Officials encourage residents sensitive to smoke to stay indoors and run air conditioning.
For more information visit: http://TNWildlandFire.gov
(Update 3/10 8:48 a.m.):
Fentress EMS Director James Bilbrey said they are still working to contain the wildfire.
Bilbrey said that no structures are currently threatened by the fire, but one cabin was threatened Tuesday night. A fire line was installed between the fire and the cabin.
Officials are expecting to bring in more crews from out of Fentress County to assist with the incident.
Crews worked long hours overnight to develop control lines with dozers and it is expected to continue on Wednesday, officials said.
Officials expect windy conditions which could cause spot fires across control lines.
The air quality in and around Jamestown is expected to be poor due to heavy smoke, officials said.
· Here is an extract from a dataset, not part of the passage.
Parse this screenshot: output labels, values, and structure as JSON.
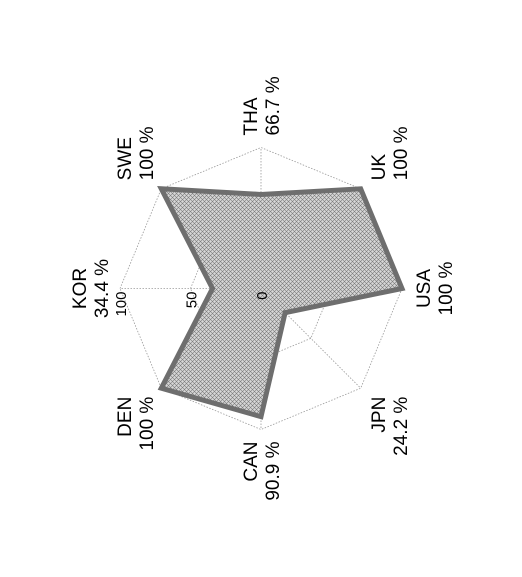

At this time, the cause of the fire is still unknown.
(Update 3/10 12 a.m.):
The Tennessee Department of Forestry said crews are taking advantage of the humidity to create control lines around the fire.
Crews continue to work to fight any spot fires that cross their control lines, according to officials.
Officials said Jamestown can expect more smoke Wednesday.
The fire is still 10% contained, according to the latest update.
Original Story (3/9) 9 p.m.):
Officials with the Tennessee Division of Forestry said that a wildfire broke out in Fentress County, near Gouldstown, Tuesday night.
They said that it was 1,000 acres large around 8:55 p.m. and that crews had it around 10% contained. They said eleven crew members, three dozers and four engines responded to the fire.
They said it broke out in rugged terrain in a remote area around four miles southwest of Jamestown. Dispatchers said it was not confirmed as a forest fire at around 8:55 p.m.
Officials said that no structures were threatened as of 9:20 p.m. and that crews were prepared to work through the night to contain the fire.
At around 11 p.m. officials said that a control line had been completed around the fire. It will stop the fire from spreading further, officials said.
This is an ongoing story and will be updated as more information becomes available.